Convert train and validation datasets to embaddings.

In [42]:
def convert_dataset_to_embeddings(dataset, embeddings_index, embedding_dim=300):
    return np.array([text_to_embedding(text, embeddings_index, embedding_dim) for text in dataset])

In [45]:
X_train_embeddings = convert_dataset_to_embeddings(X_train, fasttext_embeddings)
X_test_embeddings = convert_dataset_to_embeddings(X_test, fasttext_embeddings)

In [46]:
X_train_embeddings[0]

array([-1.44466653e-01,  7.34333321e-02,  2.71666665e-02,  2.91000009e-02,
        9.23333392e-02,  8.66666716e-03,  1.01333335e-02,  6.39000013e-02,
        4.94000018e-02,  5.71333319e-02,  1.42666651e-02, -8.85666609e-02,
        4.80666645e-02,  6.28666654e-02, -3.33332755e-05, -3.49999964e-03,
        7.04333335e-02, -9.06000063e-02, -1.47666678e-01, -3.73000018e-02,
       -2.38133326e-01, -9.63666663e-02,  1.23133332e-01,  3.40666659e-02,
       -5.15666716e-02, -1.40133336e-01,  1.08333305e-02,  2.94999983e-02,
        1.90000108e-03,  4.24666665e-02,  1.29133329e-01,  8.56333300e-02,
        6.51333332e-02,  1.06666656e-02,  1.89666655e-02,  1.59966663e-01,
        1.51666701e-02, -3.09666693e-02,  7.86666665e-03,  5.83333010e-03,
       -5.61666675e-02, -6.70999959e-02, -5.96666569e-03,  1.62333325e-02,
        3.65666673e-02, -8.49666670e-02, -2.21333355e-02,  4.26666699e-02,
        5.13333315e-03, -5.96666569e-03, -4.26666951e-03, -6.01666681e-02,
       -7.34700024e-01,  

### 5. Building and training models

Model builder and trainer.

In [51]:
from sklearn.ensemble import GradientBoostingRegressor

def get_trained_model(x_train, y_train):
    model = GradientBoostingRegressor(random_state=42)
    model.fit(x_train, y_train)
    return model

Model trained on BoW data.

In [52]:
model_bow = get_trained_model(X_train_vectorized_cv, y_train)
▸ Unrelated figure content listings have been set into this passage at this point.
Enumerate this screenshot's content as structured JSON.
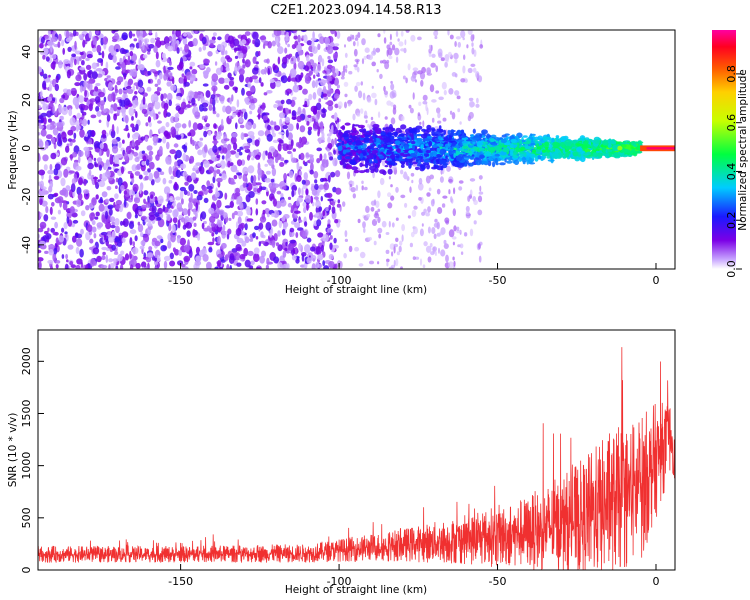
{
  "figure_title": "C2E1.2023.094.14.58.R13",
  "chart_data": [
    {
      "type": "heatmap",
      "xlabel": "Height of straight line (km)",
      "ylabel": "Frequency (Hz)",
      "xlim": [
        -195,
        6
      ],
      "ylim": [
        -50,
        49
      ],
      "xticks": [
        -150,
        -100,
        -50,
        0
      ],
      "yticks": [
        -40,
        -20,
        0,
        20,
        40
      ],
      "colorbar": {
        "label": "Normalized spectral amplitude",
        "range": [
          0,
          0.98
        ],
        "ticks": [
          0.0,
          0.2,
          0.4,
          0.6,
          0.8
        ],
        "colormap": "rainbow (violet-blue-cyan-green-yellow-orange-red-magenta)"
      },
      "description_regions": [
        {
          "x_range": [
            -195,
            -100
          ],
          "y_range": [
            -50,
            49
          ],
          "level": "low noise (0.0-0.2)"
        },
        {
          "x_range": [
            -100,
            -5
          ],
          "y_range": [
            -12,
            12
          ],
          "level": "signal band narrowing toward 0 Hz (0.1-0.6)"
        },
        {
          "x_range": [
            -5,
            6
          ],
          "y_range": [
            -1.5,
            1.5
          ],
          "level": "peak (0.8-0.98)"
        }
      ],
      "grid": false
    },
    {
      "type": "line",
      "xlabel": "Height of straight line (km)",
      "ylabel": "SNR (10 * v/v)",
      "xlim": [
        -195,
        6
      ],
      "ylim": [
        0,
        2300
      ],
      "xticks": [
        -150,
        -100,
        -50,
        0
      ],
      "yticks": [
        0,
        500,
        1000,
        1500,
        2000
      ],
      "series_color": "#f03030",
      "envelope": {
        "x": [
          -195,
          -150,
          -110,
          -100,
          -80,
          -60,
          -40,
          -25,
          -15,
          -5,
          0,
          5,
          6
        ],
        "baseline": [
          150,
          150,
          160,
          190,
          240,
          290,
          360,
          470,
          620,
          780,
          1050,
          1300,
          1000
        ],
        "spread": [
          80,
          80,
          90,
          110,
          160,
          240,
          360,
          550,
          700,
          720,
          560,
          320,
          200
        ]
      },
      "grid": false
    }
  ]
}
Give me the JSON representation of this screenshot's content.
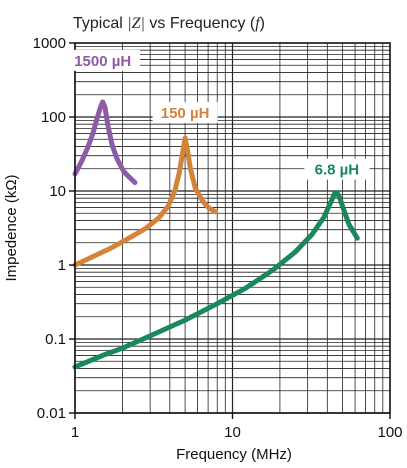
{
  "chart_data": {
    "type": "line",
    "title_prefix": "Typical ",
    "title_symbol": "|Z|",
    "title_middle": " vs Frequency (",
    "title_var": "f",
    "title_suffix": ")",
    "xlabel": "Frequency (MHz)",
    "ylabel": "Impedence (kΩ)",
    "x_scale": "log",
    "y_scale": "log",
    "xlim": [
      1,
      100
    ],
    "ylim": [
      0.01,
      1000
    ],
    "x_ticks": [
      {
        "value": 1,
        "label": "1"
      },
      {
        "value": 10,
        "label": "10"
      },
      {
        "value": 100,
        "label": "100"
      }
    ],
    "y_ticks": [
      {
        "value": 0.01,
        "label": "0.01"
      },
      {
        "value": 0.1,
        "label": "0.1"
      },
      {
        "value": 1,
        "label": "1"
      },
      {
        "value": 10,
        "label": "10"
      },
      {
        "value": 100,
        "label": "100"
      },
      {
        "value": 1000,
        "label": "1000"
      }
    ],
    "grid": true,
    "series": [
      {
        "name": "1500 µH",
        "color": "#8E5BA6",
        "x": [
          1.0,
          1.1,
          1.2,
          1.3,
          1.38,
          1.45,
          1.5,
          1.55,
          1.62,
          1.72,
          1.85,
          2.05,
          2.4
        ],
        "y": [
          17,
          25,
          38,
          60,
          95,
          135,
          160,
          135,
          75,
          42,
          27,
          18,
          13
        ]
      },
      {
        "name": "150 µH",
        "color": "#D2853A",
        "x": [
          1.0,
          1.3,
          1.7,
          2.2,
          2.8,
          3.4,
          3.9,
          4.3,
          4.6,
          4.85,
          5.0,
          5.15,
          5.4,
          5.8,
          6.4,
          7.0,
          7.8
        ],
        "y": [
          1.0,
          1.3,
          1.7,
          2.3,
          3.1,
          4.3,
          6.2,
          10,
          18,
          35,
          52,
          38,
          20,
          11,
          7.5,
          6.0,
          5.2
        ]
      },
      {
        "name": "6.8 µH",
        "color": "#19885A",
        "x": [
          1.0,
          1.5,
          2,
          3,
          5,
          8,
          12,
          18,
          25,
          32,
          38,
          42,
          44.5,
          46,
          48,
          51,
          55,
          62
        ],
        "y": [
          0.042,
          0.06,
          0.075,
          0.11,
          0.18,
          0.3,
          0.48,
          0.85,
          1.5,
          2.6,
          4.4,
          7.0,
          9.2,
          9.5,
          8.0,
          5.5,
          3.5,
          2.3
        ]
      }
    ]
  }
}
Model trained on TF-IDF data.

In [53]:
model_tfidf = get_trained_model(X_train_vectorized_tfidf, y_train)

Model trained on FastText embeddings.

In [54]:
model_fasttext = get_trained_model(X_train_embeddings, y_train)

### 6. Model evaluation

Function for the model evaluation. In our case AUC (Area Under the Curve) metric is used, as regressor used for classification predicts probabilities of belonging to a ham o spam class insted of discrete predictions, which are suitable for the standard Accuracy metric.

In [None]:
def evaluate_model(model, x_test, y_test):
    predictions = model.predict(x_test)
    print('AUC: ', roc_auc_score(y_test, predictions))
    return predictions

Model trained on BoW data.

In [61]:
predictions_bow = evaluate_model(model_bow, X_test_vectorized_cv, y_test)

AUC:       0.9600751241972616


Model trained on TF-IDF data.

In [62]:
predictions_tfidf = evaluate_model(model_tfidf, X_test_vectorized_tfidf, y_test)

AUC:       0.9611190336381175


Model trained on FastText embeddings.

In [63]:
predictions_fasttextw = evaluate_model(model_fasttext, X_test_embeddings, y_test)

AUC:       0.9687572817343809


### 7. Analysis and interpretation of results

All three models, built on word vectorization using Bag of Words, Term frequency-inverse document frequency, and also using FastText embeddings pretrained on WikiNews, showed approximately the same results, their accuracy, calculated using AUC, was in the range of 96-97%. The model built on FastText embeddings coped with the task a little better, but with a small margin. This suggests that all three methods considered are effective and can be applied in practice.

To improve results, can try balancing the spam and ham classes, as well as using a FastText embeddings trained on a larger amount of data than WikiNews.